Under Reagan the government did try something similar in spraying the pesticide Paraquat on Mexico's marijuana fields, but that was quickly abandoned as soon as they realized what a colossal mistake it would be to poison America's pot smokers, and connection it would have on their War on Drugs and previous attempt to outlaw booze and beer.

Anonymous said...

My reasoning is different than those expressed. We are spending a fortune fighting pot. It costs us a fortune in tracking, destroying and putting the culprits in prison. This is wasted money...........I have another thought. If pot is legalized I believe the numbers may jump temporarily. After the new wears off I think the numbers will be lower than what we now see. Many young people are draw to anything that is banned. The appeal is lost with legalization.

Anonymous said...

Potheads just don't get it.

When you explain to the American people just how harmful illigalization of Marijuana has been and how precisely parallel to Prohibition it is, then you will get results.

It's like drunks trying to tell Carrie Nation that there were other, worse forms of imbibing. Once it Prohibition is established this argument won't stand. You need to overcome it with some more powerful.

And that argent is that the cure is worse than the disease.
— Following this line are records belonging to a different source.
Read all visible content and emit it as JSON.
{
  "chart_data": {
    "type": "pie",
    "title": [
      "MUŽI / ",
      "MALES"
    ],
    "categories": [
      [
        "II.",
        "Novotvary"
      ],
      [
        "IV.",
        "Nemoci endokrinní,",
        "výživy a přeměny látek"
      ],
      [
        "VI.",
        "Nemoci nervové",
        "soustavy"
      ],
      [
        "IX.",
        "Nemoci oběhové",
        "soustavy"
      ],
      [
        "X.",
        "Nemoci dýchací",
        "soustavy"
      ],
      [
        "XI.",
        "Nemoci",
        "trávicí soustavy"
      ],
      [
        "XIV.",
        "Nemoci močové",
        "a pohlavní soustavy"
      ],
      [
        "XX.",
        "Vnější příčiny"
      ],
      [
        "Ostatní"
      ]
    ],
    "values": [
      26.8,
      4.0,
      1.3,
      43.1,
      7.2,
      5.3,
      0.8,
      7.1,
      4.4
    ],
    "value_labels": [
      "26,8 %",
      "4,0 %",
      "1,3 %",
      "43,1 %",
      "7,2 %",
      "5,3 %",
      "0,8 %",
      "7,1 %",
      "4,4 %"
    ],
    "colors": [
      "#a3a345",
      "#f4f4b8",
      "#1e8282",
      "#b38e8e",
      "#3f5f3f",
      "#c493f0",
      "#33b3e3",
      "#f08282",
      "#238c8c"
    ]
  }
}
Until that argument is seriously made, and yes, it means legalizing all drugs, there will be no movement towards federal reform of marijuana law.

You can comfort yourself that CO and WA have state laws legalizing MJ, but it won't help much if a Republican is elected in 2016.
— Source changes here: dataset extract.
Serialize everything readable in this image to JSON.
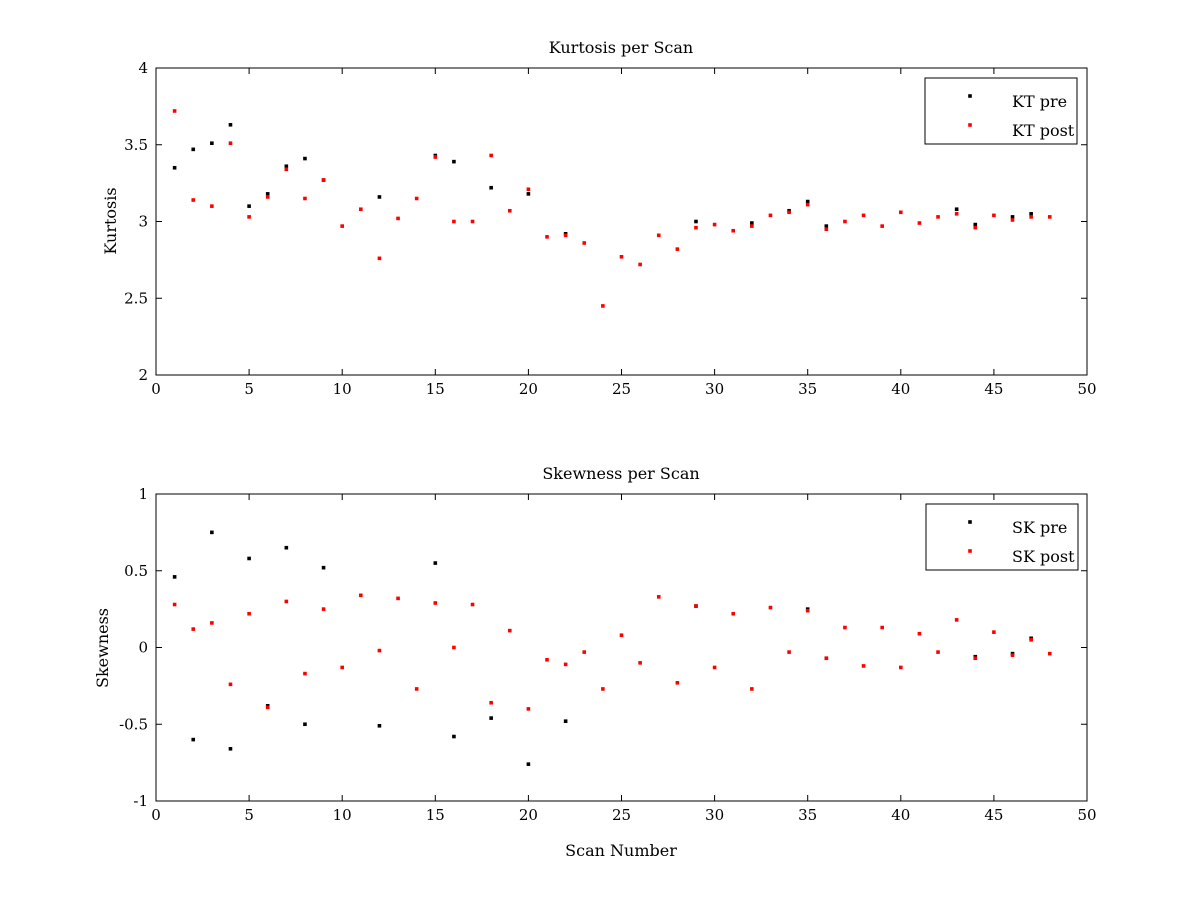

Nor will it do much good when the anti-progressives figure out a way to challenge those state laws in the federal courts because, you know they love state's rights.

Anonymous said...

A half hour newsroll on CNN show our government has their nose in everything. At some point the economics will take over, we just can't afford it and f**king with supply and demand never works. Pot is the perfect example.

Anonymous said...

charlie sheen winning - yes. war on drugs winning - not even close. trillions spent - yet anyone who wants drugs right at this moment can get all the drugs they want. the war on drugs has done 100 times more harm than it has done good. stop prohibition then let nature takes its course.